Litter box training doesn't have to be a grueling chore. In fact, it can be relatively easy and very successful if you devote the appropriate time and patience.
Choosing the Right Box and Litter
Start your kitten off right with an appropriate litter box. A plastic box is usually the most practical and easy to clean. Make sure the sides are low enough that your kitten can easily climb in and out.
Since some kittens dislike scented litter, it is best to start with unscented clay or clumping litter. Most kittens will automatically use kitty litter rather than eliminating (going to the bathroom) on other surfaces, except possibly for the soil of a potted plant. Keep plants out of your kitten's reach or cover the soil with rocks or pine cones.
The box should be placed in a relatively quiet area of your home where your kitten can have some privacy. Place the box away from household items that make startling noises, such as the washing machine, radiator, furnace or refrigerator, and use a baby gate with a kitty door to keep the box away from children and/or dogs. Make sure that it is easily accessible, especially from your kitten's sleeping area. If you have other cats in your home, you should provide a separate litter box for each cat.
Let the Training Begin
At first, you must closely supervise your kitten to help direct him to use the litter box at the appropriate time. Keep the box within your kitten's sight to ensure that he uses it every time. When he stops playing and begins to sniff around, gently pick him up and place him in the box. Lightly praise him for sniffing and scratching in the box and give him lots of praise and/or a small treat when he eliminates in the box. Keep the box clean so he will want to return to use it.
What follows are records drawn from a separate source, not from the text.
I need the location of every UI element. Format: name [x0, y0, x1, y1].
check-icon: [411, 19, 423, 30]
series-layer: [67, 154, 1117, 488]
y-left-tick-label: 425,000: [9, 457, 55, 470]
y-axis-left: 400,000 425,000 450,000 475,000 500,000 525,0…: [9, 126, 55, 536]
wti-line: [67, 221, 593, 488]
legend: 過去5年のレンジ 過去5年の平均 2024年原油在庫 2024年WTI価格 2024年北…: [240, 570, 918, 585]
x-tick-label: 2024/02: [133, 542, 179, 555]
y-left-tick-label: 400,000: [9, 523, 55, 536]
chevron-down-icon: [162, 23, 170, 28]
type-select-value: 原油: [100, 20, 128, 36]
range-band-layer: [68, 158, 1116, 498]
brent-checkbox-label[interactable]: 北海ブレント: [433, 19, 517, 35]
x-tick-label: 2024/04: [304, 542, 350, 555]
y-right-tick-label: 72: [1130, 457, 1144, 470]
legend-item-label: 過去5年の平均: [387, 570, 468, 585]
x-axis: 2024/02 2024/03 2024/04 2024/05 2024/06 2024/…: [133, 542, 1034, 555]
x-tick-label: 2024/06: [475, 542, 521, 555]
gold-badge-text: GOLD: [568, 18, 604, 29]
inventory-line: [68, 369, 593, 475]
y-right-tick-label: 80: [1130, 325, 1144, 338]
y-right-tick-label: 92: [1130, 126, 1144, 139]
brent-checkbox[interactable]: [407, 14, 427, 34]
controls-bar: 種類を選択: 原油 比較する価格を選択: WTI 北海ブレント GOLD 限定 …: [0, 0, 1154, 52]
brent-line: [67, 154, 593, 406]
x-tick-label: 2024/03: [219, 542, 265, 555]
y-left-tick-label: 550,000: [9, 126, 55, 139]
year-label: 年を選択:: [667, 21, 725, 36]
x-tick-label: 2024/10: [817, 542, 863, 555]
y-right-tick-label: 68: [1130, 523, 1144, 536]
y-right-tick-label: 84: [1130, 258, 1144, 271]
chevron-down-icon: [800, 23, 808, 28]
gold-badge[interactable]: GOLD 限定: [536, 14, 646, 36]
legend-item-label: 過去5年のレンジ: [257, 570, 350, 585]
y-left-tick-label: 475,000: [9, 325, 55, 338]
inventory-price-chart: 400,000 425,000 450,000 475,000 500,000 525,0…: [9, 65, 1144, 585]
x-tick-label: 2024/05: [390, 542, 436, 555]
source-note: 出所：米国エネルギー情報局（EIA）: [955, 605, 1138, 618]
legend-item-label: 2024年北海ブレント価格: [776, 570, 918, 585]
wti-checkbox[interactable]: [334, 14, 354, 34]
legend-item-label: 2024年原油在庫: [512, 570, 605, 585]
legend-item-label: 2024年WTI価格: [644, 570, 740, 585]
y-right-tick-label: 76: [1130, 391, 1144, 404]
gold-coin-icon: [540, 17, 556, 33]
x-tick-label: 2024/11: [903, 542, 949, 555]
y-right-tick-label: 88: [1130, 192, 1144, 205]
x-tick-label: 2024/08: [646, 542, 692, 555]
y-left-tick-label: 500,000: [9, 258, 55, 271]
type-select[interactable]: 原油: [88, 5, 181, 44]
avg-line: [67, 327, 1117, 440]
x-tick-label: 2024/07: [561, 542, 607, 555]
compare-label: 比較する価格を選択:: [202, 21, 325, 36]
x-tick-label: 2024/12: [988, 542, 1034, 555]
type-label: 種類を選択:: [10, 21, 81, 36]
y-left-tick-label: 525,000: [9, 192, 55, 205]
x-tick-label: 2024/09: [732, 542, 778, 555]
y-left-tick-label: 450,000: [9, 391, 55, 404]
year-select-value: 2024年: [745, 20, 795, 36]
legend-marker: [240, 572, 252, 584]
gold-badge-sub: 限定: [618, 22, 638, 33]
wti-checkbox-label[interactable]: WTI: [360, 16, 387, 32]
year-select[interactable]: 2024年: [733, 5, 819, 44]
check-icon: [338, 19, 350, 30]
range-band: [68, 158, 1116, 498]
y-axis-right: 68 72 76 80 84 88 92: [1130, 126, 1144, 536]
When you cannot directly supervise your kitten, confine him to a cat-proofed room with his litter box. Follow these steps for at least two weeks or until your kitten regularly uses the litter box on his own.
To help you cat feel comfortable around the litter box, try to prevent anything unpleasant from happening while he is near or in the box. You should never give your cat medicine or scold him while he is near the box.
It doesn't take long for mistakes to develop into bad habits, so make sure to identify and correct mistakes right away.
Common causes of house soiling include:
The litter box is not cleaned frequently enough
Your kitten was frightened in or near his litter box
The litter box was moved from a quiet to a noisy area
A change in the kind of litter
Scented litter additives or odor from cleansers/deodorants
Never punish your kitten for eliminating outside of his litter box. Punishing him will only make the problem worse and may cause your kitten to fear you, especially if you smack him or rub his nose in the mess. Rather, address the above conditions and, if necessary, return to the basic training steps.
Most cats will not soil the area where their food and water are placed so you may try moving your cat's food and/or water bowl to an area where he has previously soiled as a deterrent. You can also decrease the appeal of a previously soiled area by placing a sheet of plastic carpet runner, double-sided tape, an aversive odor (deodorized soap, perfume) or a motion detector alarm in the area.
If your kitten continues to eliminate outside of his litter box, take him to your veterinarian for a complete physical examination and possibly laboratory tests to ensure that he has no medical problems. Medical problems that may be irritating and cause your cat to avoid the litter box include bladder disease, diarrhea and constipation.
Spraying As your kitten matures, he or she may begin to spray (urinate on vertical surfaces such as walls or furniture). Cats are very territorial and they mark their territory as a warning to others. Neutering (male and female cats) should eliminate most spraying behavior, but some neutered cats do spray. Ask your veterinarian for advice if your cat continues to spray after neutering.
Controlling Litter Box Odor A covered litter box can help control the odor in your home as well as be helpful for kitties with poor aim. You can train a reluctant cat to use a covered litter box by placing a large cardboard box over his litter box. Gradually decrease the size of the box until it is the same size as the box cover and then make the switch.
Once It Works, Stick With It!
Most importantly, remember that cats are creatures of habit. Once you find the kind of litter, type of box and location in your home that you kitty likes, try to stick with it! If you want to make a change, place the new box and new litter in a new location, but make sure to leave the old box and old litter in the old location until your cat is using the new box. Or, try altering one of the above elements at a time for a few weeks until the change is complete.